The chancellor said that his Budget was designed to take Britain "from a low wage, high tax, high welfare economy” to a “higher wage, lower tax, lower welfare country.”
Claiming that working-age welfare accounted for eight per cent of all public spending in 1980, compared to 13 per cent today, the chancellor promised to freeze benefits for working-age people, excluding maternity and disability payments, for the next four years.
Osborne also said that young people between the ages of 18 and 21 would no longer be able to automatically claim housing benefit., and confirmed reports from earlier this week that the government would require higher-wage earners living in council homes to pay market rent for their properties.

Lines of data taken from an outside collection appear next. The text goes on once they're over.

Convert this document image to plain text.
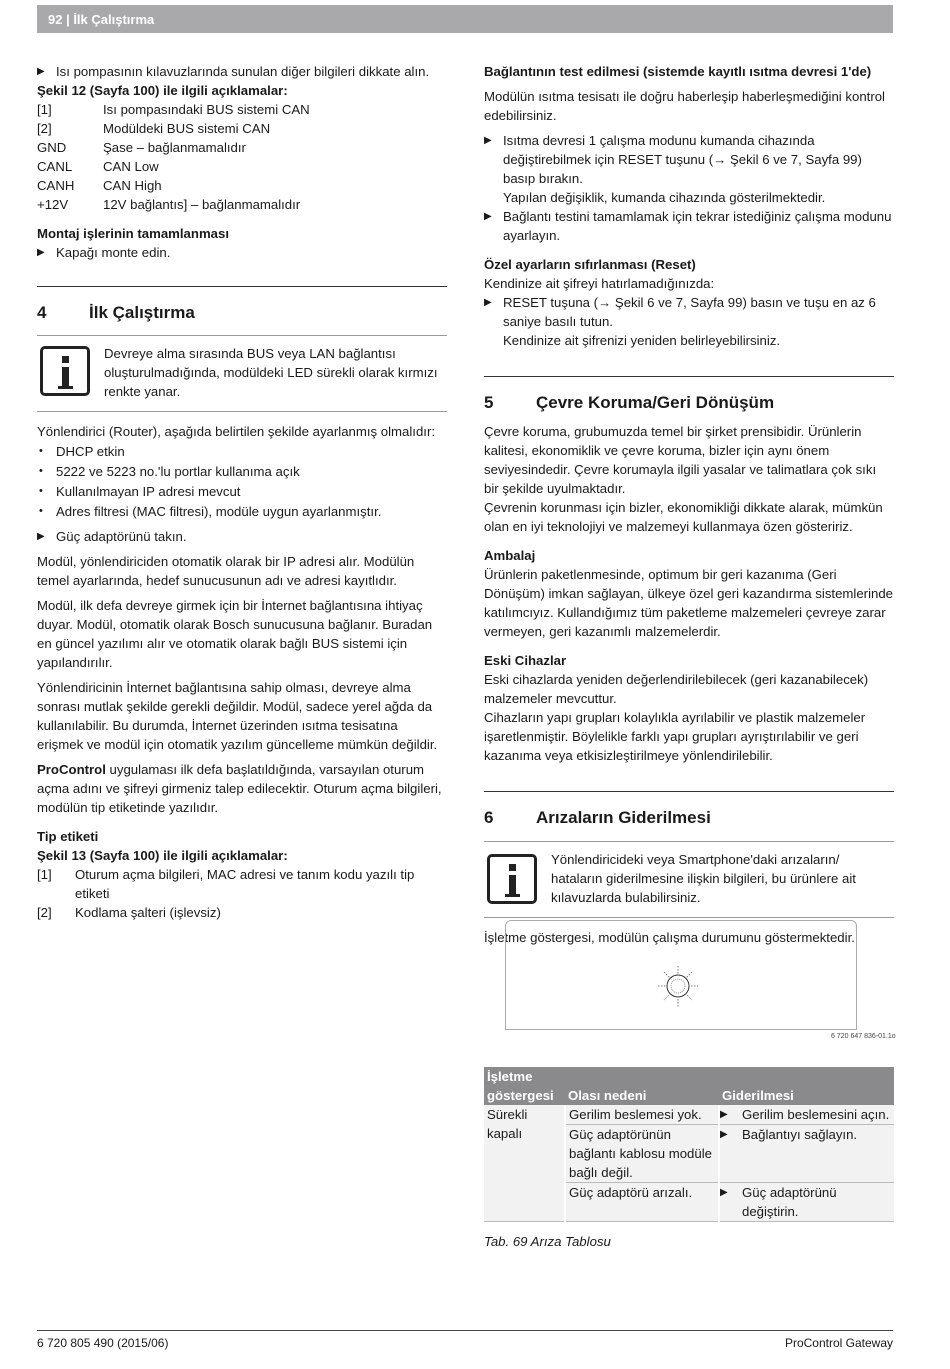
92 | İlk Çalıştırma

▶ Isı pompasının kılavuzlarında sunulan diğer bilgileri dikkate alın.

Şekil 12 (Sayfa 100) ile ilgili açıklamalar:

[1]	Isı pompasındaki BUS sistemi CAN
[2]	Modüldeki BUS sistemi CAN
GND	Şase – bağlanmamalıdır
CANL	CAN Low
CANH	CAN High
+12V	12V bağlantıs] – bağlanmamalıdır

Montaj işlerinin tamamlanması

▶ Kapağı monte edin.

4	İlk Çalıştırma

Devreye alma sırasında BUS veya LAN bağlantısı oluşturulmadığında, modüldeki LED sürekli olarak kırmızı renkte yanar.

Yönlendirici (Router), aşağıda belirtilen şekilde ayarlanmış olmalıdır:

• DHCP etkin

• 5222 ve 5223 no.'lu portlar kullanıma açık

• Kullanılmayan IP adresi mevcut

• Adres filtresi (MAC filtresi), modüle uygun ayarlanmıştır.

▶ Güç adaptörünü takın.

Modül, yönlendiriciden otomatik olarak bir IP adresi alır. Modülün temel ayarlarında, hedef sunucusunun adı ve adresi kayıtlıdır.

Modül, ilk defa devreye girmek için bir İnternet bağlantısına ihtiyaç duyar. Modül, otomatik olarak Bosch sunucusuna bağlanır. Buradan en güncel yazılımı alır ve otomatik olarak bağlı BUS sistemi için yapılandırılır.

Yönlendiricinin İnternet bağlantısına sahip olması, devreye alma sonrası mutlak şekilde gerekli değildir. Modül, sadece yerel ağda da kullanılabilir. Bu durumda, İnternet üzerinden ısıtma tesisatına erişmek ve modül için otomatik yazılım güncelleme mümkün değildir.

ProControl uygulaması ilk defa başlatıldığında, varsayılan oturum açma adını ve şifreyi girmeniz talep edilecektir. Oturum açma bilgileri, modülün tip etiketinde yazılıdır.

Tip etiketi

Şekil 13 (Sayfa 100) ile ilgili açıklamalar:

[1]	Oturum açma bilgileri, MAC adresi ve tanım kodu yazılı tip etiketi
[2]	Kodlama şalteri (işlevsiz)

Bağlantının test edilmesi (sistemde kayıtlı ısıtma devresi 1'de)

Modülün ısıtma tesisatı ile doğru haberleşip haberleşmediğini kontrol edebilirsiniz.

▶ Isıtma devresi 1 çalışma modunu kumanda cihazında değiştirebilmek için RESET tuşunu (→ Şekil 6 ve 7, Sayfa 99) basıp bırakın.

Yapılan değişiklik, kumanda cihazında gösterilmektedir.

▶ Bağlantı testini tamamlamak için tekrar istediğiniz çalışma modunu ayarlayın.

Özel ayarların sıfırlanması (Reset)

Kendinize ait şifreyi hatırlamadığınızda:

▶ RESET tuşuna (→ Şekil 6 ve 7, Sayfa 99) basın ve tuşu en az 6 saniye basılı tutun.

Kendinize ait şifrenizi yeniden belirleyebilirsiniz.

5	Çevre Koruma/Geri Dönüşüm

Çevre koruma, grubumuzda temel bir şirket prensibidir. Ürünlerin kalitesi, ekonomiklik ve çevre koruma, bizler için aynı önem seviyesindedir. Çevre korumayla ilgili yasalar ve talimatlara çok sıkı bir şekilde uyulmaktadır.

Çevrenin korunması için bizler, ekonomikliği dikkate alarak, mümkün olan en iyi teknolojiyi ve malzemeyi kullanmaya özen gösteririz.

Ambalaj

Ürünlerin paketlenmesinde, optimum bir geri kazanıma (Geri Dönüşüm) imkan sağlayan, ülkeye özel geri kazandırma sistemlerinde katılımcıyız. Kullandığımız tüm paketleme malzemeleri çevreye zarar vermeyen, geri kazanımlı malzemelerdir.

Eski Cihazlar

Eski cihazlarda yeniden değerlendirilebilecek (geri kazanabilecek) malzemeler mevcuttur.

Cihazların yapı grupları kolaylıkla ayrılabilir ve plastik malzemeler işaretlenmiştir. Böylelikle farklı yapı grupları ayrıştırılabilir ve geri kazanıma veya etkisizleştirilmeye yönlendirilebilir.

6	Arızaların Giderilmesi

Yönlendiricideki veya Smartphone'daki arızaların/ hataların giderilmesine ilişkin bilgileri, bu ürünlere ait kılavuzlarda bulabilirsiniz.

İşletme göstergesi, modülün çalışma durumunu göstermektedir.

6 720 647 836-01.1o
İşletme göstergesi	Olası nedeni	Giderilmesi
Sürekli kapalı	Gerilim beslemesi yok.	▶ Gerilim beslemesini açın.
	Güç adaptörünün bağlantı kablosu modüle bağlı değil.	▶ Bağlantıyı sağlayın.
	Güç adaptörü arızalı.	▶ Güç adaptörünü değiştirin.
Tab. 69 Arıza Tablosu
6 720 805 490 (2015/06)	ProControl Gateway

He also said that he would deliver on the Conservatives’ campaign promises to lower the benefits cap from £26,000 to £23,000 in London, and £20,000 in the rest of the country, and in a surprise announcement said that families would no longer be able to claim additional tax or universal credit support for more than two children.
“The benefits system should not support lifestyles and rents that are not available to the taxpayers who pay for that system,” Osborne said.
Osborne’s severe cuts were offset by a vow to raise the national minimum wage to £7.20, but the giveaway did not prevent critics from saying that the Budget measures as a whole were more likely to hurt low-wage earners than help them.
“We shouldn’t think that a higher minimum wage will compensate all low income working families for their losses – many working households will be left significantly worse off,” said Gavin Kelly, chief executive at the Resolution Foundation think tank.
“It will take many struggling families years before they earn their way back to their current position,” he added.
WHERE WILL THE CUTS WILL COME FROM? |
Eliminating the automatic entitlement to housing benefit for 18-to-21-year-olds.
A reduction in Employment and Support Allowance (ESA) to bring it more in line with Job Seekers Allowance (JSA).
Freezing working-age benefits for four years.
Requiring council tenants on higher wages to pay market rents for their properties.
Reducing the tax credit threshold and lowering the benefits cap.
Limiting additional tax credits for parents to just two children per family.